Though reports are still hitting news desks around the world, they all seem to have the common thread of Gist and Blair laughing with glee as they stormed through Tokyo streets with the enthusiastic smiles of two 400 ft tall five year olds on Kool Aid and PCP. Several eyewitness accounts have assured various media outlets that the destruction was similar to "that game, Rampage, except worse, but sort of better because Rampage sucked." At press time, no reports of either Mothra attack, or Japanese boys dubbed by women have been confirmed.
When interviewed at Wednesday's practice, neither Gist nor Blair could contain their excitement as they recounted their story to the throng of media that had suddenly flooded to the AT&T Center in the sprawling crack ghetto of San Antonio. "Say, G. You remember when we came up outta that ocean and was like PWISSSSSSHHHHHH?" Blair detailed unintelligibly as he made various hand movements to detail something that probably related in some way to the billions of dollars caused in property damage. "Yeah, that shit was cool man." Gist added. "But when yo ass saw them planes coming, and was like BOOOOOSH! Them dudes was like Han Solo in that meteor shower or something." Gist briefly apologized when his own enthusiastic gestures made contact with a CNN cameraman, killing him instantly.
Though onsite recollections are still sparse, several accounts have leaked to the press describing one of the two standing atop various buildings in the downtown area, making pelvic thrusts towards circling news choppers, while the other rocked the B-Boy stance at incoming tanks. Though it cannot be confirmed as to who was doing what, it has been ascertained that several Sony Playstations were damaged when the two had a lightsaber fight with flag poles they tore off of a nearby baseball field. "That shit was the realest." Blair commented. "G was like Darth Maul up in that piece, goin' like WHOOOAAAAMMMMMM" Though nobody in the locker room was entirely sure what that meant, Tim Duncan was able to assuage confusion by informing reporters that Blair had been simulating the louder audible hum made by Darth Maul's double sided lightsaber, which required an additional power crystal to add the second blade. Duncan then strode out of the locker room muttering "Nerds...." to himself.

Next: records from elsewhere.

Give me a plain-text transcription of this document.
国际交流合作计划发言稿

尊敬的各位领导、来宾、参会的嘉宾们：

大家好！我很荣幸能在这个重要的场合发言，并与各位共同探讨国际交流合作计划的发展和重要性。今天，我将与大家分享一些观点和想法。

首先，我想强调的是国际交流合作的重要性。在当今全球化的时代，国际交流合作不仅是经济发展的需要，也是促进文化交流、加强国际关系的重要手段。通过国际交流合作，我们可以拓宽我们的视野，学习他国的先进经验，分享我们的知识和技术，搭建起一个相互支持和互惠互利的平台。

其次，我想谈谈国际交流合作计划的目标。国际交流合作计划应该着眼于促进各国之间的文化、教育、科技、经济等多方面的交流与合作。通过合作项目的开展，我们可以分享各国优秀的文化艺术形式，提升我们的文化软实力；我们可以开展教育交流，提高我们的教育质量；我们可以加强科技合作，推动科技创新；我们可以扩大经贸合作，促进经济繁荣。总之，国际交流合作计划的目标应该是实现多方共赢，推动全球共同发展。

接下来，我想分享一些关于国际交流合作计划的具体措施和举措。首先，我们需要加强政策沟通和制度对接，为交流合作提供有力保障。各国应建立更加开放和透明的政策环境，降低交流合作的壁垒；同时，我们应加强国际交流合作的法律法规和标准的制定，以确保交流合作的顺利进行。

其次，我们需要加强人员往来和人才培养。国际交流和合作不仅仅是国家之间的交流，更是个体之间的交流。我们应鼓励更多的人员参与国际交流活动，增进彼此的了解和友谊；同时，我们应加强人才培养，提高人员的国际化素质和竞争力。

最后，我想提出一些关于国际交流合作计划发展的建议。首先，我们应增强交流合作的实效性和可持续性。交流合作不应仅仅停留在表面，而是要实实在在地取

Despite the international outcry that has arisen from the duo's spirited bouts of science fiction sword fighting, both US President Barack Obama and NBA Commissioner David Stern are mum as to what will be done to discipline the two . Insider sources point to a season long suspension being the most likely, but only if either refuses to level the entire Oklahoma City Thunder facilities, which both Stern and Obama agree was a total shit storm and sucks way harder than Rampage did.
ESPN wire sources have confirmed similar experiments to destroy cities by other teams have been unsuccessful. New York area reporters have disclosed that both Darko Milicic and Al Harrington were foiled in their attempt to destroy the small pacific island of Fiji when the duo was turned away by several islanders in a pontoon canoe. The Phoenix Suns also reported similar failure to level New Delhi. Initial reports indicated that the early goings were successful, but were stemmed when they shot themselves in the foot by trading Leandro Barbosa for Derrick Coleman's Luby's card midway through the operation.